Rational parameter rays of the Mandelbrot set

TL;DR

This paper presents a new combinatorial proof that all rational external rays land on the Mandelbrot set, linking external angles to dynamics, and introduces partitions and symbolic representations of the set.

Contribution

It offers a novel combinatorial approach to prove ray landing, avoiding complex analytic dependence, and extends understanding of hyperbolic components and symbolic dynamics.

Findings

All rational external rays land on the Mandelbrot set.

Introduces partitions of dynamical and parameter planes.

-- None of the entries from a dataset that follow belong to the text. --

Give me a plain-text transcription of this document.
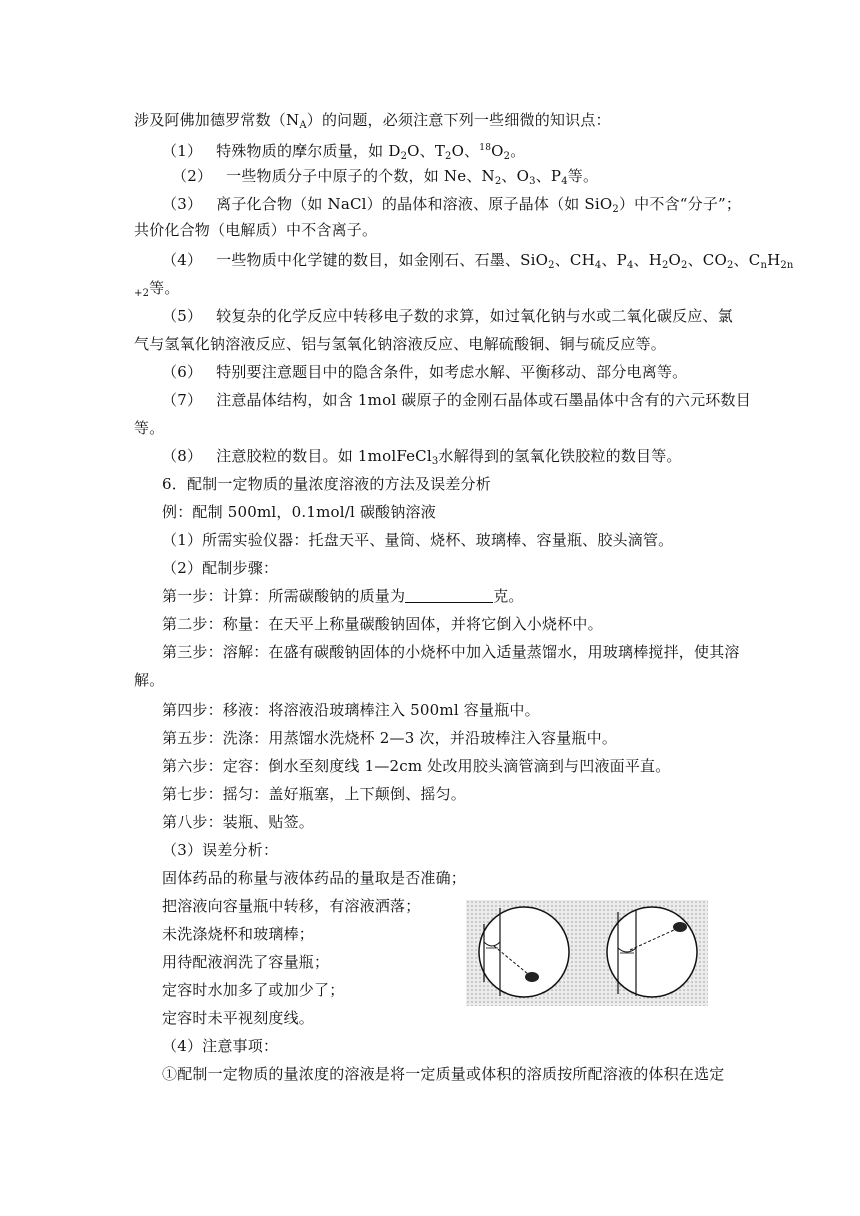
涉及阿佛加德罗常数$(N_A)$的问题，必须注意下列一些细微的知识点：
（1） 特殊物质的摩尔质量，如 $D_2O$、$T_2O$、$^{18}O_2$。
（2） 一些物质分子中原子的个数，如 Ne、$N_2$、$O_3$、$P_4$等。
（3） 离子化合物（如 NaCl）的晶体和溶液、原子晶体（如 SiO$_2$）中不含“分子”；
共价化合物（电解质）中不含离子。
（4） 一些物质中化学键的数目，如金刚石、石墨、SiO$_2$、$CH_4$、$P_4$、$H_2O_2$、$CO_2$、$C_nH_{2n}$
$_{+2}$等。
（5） 较复杂的化学反应中转移电子数的求算，如过氧化钠与水或二氧化碳反应、氯
气与氢氧化钠溶液反应、铝与氢氧化钠溶液反应、电解硫酸铜、铜与硫反应等。
（6） 特别要注意题目中的隐含条件，如考虑水解、平衡移动、部分电离等。
（7） 注意晶体结构，如含 1mol 碳原子的金刚石晶体或石墨晶体中含有的六元环数目
等。
（8） 注意胶粒的数目。如 1molFeCl$_3$水解得到的氢氧化铁胶粒的数目等。
6．配制一定物质的量浓度溶液的方法及误差分析
例：配制 500ml，0.1mol/l 碳酸钠溶液
（1）所需实验仪器：托盘天平、量筒、烧杯、玻璃棒、容量瓶、胶头滴管。
（2）配制步骤：
第一步：计算：所需碳酸钠的质量为	克。
第二步：称量：在天平上称量碳酸钠固体，并将它倒入小烧杯中。
第三步：溶解：在盛有碳酸钠固体的小烧杯中加入适量蒸馏水，用玻璃棒搅拌，使其溶
解。
第四步：移液：将溶液沿玻璃棒注入 500ml 容量瓶中。
第五步：洗涤：用蒸馏水洗烧杯 2—3 次，并沿玻棒注入容量瓶中。
第六步：定容：倒水至刻度线 1—2cm 处改用胶头滴管滴到与凹液面平直。
第七步：摇匀：盖好瓶塞，上下颠倒、摇匀。
第八步：装瓶、贴签。
（3）误差分析：
固体药品的称量与液体药品的量取是否准确；
把溶液向容量瓶中转移，有溶液洒落；
未洗涤烧杯和玻璃棒；
用待配液润洗了容量瓶；
定容时水加多了或加少了；
定容时未平视刻度线。
（4）注意事项：
①配制一定物质的量浓度的溶液是将一定质量或体积的溶质按所配溶液的体积在选定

Interprets the Mandelbrot set via kneading sequences and internal addresses.

Abstract

We give a new proof that all external rays of the Mandelbrot set at rational angles land, and of the relation between the external angle of such a ray and the dynamics at the landing point. Our proof is different from the original one, given by Douady and Hubbard and refined by Lavaurs, in several ways: it replaces analytic arguments by combinatorial ones; it does not use complex analytic dependence of the polynomials with respect to parameters and can thus be made to apply for non-complex analytic parameter spaces; this proof is also technically simpler. Finally, we derive several corollaries about hyperbolic components of the Mandelbrot set. Along the way, we introduce partitions of dynamical and parameter planes which are of independent interest, and we interpret the Mandelbrot set as a symbolic parameter space of kneading sequences and internal addresses.